I can’t remember the last time I read a book with a protagonist as distinctive as Cricket Cherpin, the seventeen-year-old narrator of Scott Blagden’s debut YA novel Dear Life, You Suck. Some reviewers have compared Cricket to Holden (Caulfield, The Catcher in the Rye) and I guess I can see it, but I found Cricket less navel-gazey and more sympathetic than Holden, although I guess that might just be a function of context.
Cricket has lived at the Naskeag Home for Boys in Maine since he was eight. The way Cricket describes it, “It was a minimum-security facility, so the joint looks more like a mansion than a penitentiary, but you’ll never catch me calling this jailhouse home.” More often than not, Cricket refers to it as “Prison.” The Home is run by Mother Mary, a formidable figure; “She’s a presence. A planet. She has her own gravity.” Cricket has a million names for Mother Mary: Mother Mary Mockery. Mother Mary Mushroom Cloud. Mother Mary Mafia. You get the picture.

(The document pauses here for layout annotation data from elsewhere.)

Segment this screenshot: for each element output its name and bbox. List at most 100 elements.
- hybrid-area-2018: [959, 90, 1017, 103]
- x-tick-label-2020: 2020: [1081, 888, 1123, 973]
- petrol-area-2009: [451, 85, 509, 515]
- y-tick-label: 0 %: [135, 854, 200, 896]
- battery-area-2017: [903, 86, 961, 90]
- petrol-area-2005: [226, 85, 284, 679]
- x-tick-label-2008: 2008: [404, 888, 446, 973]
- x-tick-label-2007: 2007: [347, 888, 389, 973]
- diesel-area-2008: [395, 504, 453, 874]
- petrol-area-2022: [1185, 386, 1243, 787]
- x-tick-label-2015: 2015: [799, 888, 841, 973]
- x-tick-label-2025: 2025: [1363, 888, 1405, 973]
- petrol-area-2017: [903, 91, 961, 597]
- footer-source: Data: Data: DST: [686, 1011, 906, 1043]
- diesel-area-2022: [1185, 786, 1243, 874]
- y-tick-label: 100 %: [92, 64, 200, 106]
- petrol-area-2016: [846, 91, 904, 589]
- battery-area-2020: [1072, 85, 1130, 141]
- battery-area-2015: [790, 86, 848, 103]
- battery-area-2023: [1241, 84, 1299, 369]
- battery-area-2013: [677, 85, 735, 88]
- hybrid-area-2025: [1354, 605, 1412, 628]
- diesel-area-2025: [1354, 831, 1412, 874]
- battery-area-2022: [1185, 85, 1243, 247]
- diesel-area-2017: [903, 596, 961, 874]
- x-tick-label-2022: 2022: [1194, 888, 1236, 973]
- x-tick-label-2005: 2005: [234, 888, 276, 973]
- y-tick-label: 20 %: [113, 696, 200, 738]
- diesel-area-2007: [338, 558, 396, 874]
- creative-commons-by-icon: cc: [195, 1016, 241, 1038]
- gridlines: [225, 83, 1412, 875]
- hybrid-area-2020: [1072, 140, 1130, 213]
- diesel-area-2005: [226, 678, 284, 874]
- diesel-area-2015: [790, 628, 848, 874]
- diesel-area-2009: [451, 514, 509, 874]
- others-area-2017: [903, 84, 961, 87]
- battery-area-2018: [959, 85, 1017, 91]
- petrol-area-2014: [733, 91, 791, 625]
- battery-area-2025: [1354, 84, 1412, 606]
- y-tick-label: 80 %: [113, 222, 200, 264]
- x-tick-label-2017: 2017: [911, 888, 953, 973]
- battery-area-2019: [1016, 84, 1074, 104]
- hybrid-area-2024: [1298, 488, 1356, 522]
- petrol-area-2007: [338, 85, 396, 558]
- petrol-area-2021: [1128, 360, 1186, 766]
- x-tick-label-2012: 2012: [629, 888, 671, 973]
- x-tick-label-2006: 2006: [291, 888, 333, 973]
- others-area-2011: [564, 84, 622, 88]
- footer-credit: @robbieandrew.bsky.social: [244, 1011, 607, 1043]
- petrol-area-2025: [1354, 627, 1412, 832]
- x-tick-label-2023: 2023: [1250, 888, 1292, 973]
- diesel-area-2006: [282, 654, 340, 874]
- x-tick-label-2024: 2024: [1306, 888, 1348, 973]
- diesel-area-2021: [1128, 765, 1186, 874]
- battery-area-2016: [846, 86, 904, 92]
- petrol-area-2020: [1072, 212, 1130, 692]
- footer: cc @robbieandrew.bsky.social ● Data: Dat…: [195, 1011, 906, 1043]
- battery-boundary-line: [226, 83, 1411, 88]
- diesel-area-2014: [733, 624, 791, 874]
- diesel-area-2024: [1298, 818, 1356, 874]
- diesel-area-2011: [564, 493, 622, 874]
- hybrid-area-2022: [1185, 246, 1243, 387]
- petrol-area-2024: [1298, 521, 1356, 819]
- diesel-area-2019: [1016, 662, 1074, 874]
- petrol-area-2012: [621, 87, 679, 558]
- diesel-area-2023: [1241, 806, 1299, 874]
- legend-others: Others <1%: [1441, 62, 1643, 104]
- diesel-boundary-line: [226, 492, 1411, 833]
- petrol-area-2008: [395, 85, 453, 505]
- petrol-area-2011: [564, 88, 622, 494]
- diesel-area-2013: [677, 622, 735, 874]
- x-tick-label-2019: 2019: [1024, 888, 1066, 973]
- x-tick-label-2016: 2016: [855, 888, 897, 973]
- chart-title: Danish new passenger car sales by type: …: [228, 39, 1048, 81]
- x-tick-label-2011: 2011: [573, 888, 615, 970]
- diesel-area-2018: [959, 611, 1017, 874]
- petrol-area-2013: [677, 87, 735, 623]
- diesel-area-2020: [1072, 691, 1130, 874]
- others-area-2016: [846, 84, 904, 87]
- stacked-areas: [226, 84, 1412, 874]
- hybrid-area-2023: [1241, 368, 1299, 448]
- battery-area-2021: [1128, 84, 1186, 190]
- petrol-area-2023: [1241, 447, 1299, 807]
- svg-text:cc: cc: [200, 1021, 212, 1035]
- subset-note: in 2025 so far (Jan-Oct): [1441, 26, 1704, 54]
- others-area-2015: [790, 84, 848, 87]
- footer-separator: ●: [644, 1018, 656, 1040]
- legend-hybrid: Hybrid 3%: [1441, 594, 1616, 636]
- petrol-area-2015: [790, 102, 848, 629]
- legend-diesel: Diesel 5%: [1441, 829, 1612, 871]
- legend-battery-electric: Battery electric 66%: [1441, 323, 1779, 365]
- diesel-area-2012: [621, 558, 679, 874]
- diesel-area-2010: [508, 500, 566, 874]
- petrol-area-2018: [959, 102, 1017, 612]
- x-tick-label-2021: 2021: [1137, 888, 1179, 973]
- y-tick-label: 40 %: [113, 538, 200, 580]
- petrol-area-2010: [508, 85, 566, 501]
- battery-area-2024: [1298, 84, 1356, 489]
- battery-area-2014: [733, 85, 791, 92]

Cricket’s mouth often gets him into trouble. So do his fists. Caretaker, the actual caretaker at the home, has been teaching Cricket to box for years, but he only uses his fists to protect the Little Ones – the younger boys who live at the home – and the weaker students at school. Cricket won’t start a fight, but he is certainly capable of ending it.
There are clues that Cricket has had it tough. When his flakey English teacher, Moxie Lord, asks her students to write a letter to anyone they “have beef with but ain’t ever had the nads to tell”, Cricket writes a letter to life. When Ms. Lord actually takes Cricket’s letter seriously, it compels him to dig a little deeper and in doing so he starts to unearth his trauma.
What are the prospects for a foul-mouthed, quick-tempered, irreverent teenager? Cricket might not think he has much going for him or much to look forward to beyond taking a more active role in his BFF’s drug business, but there are more people in Cricket’s corner than he realizes.
Sure, the story isn’t new, but Cricket’s distinctive voice, and good heart make Dear Life, You Suck, a total winner in my book.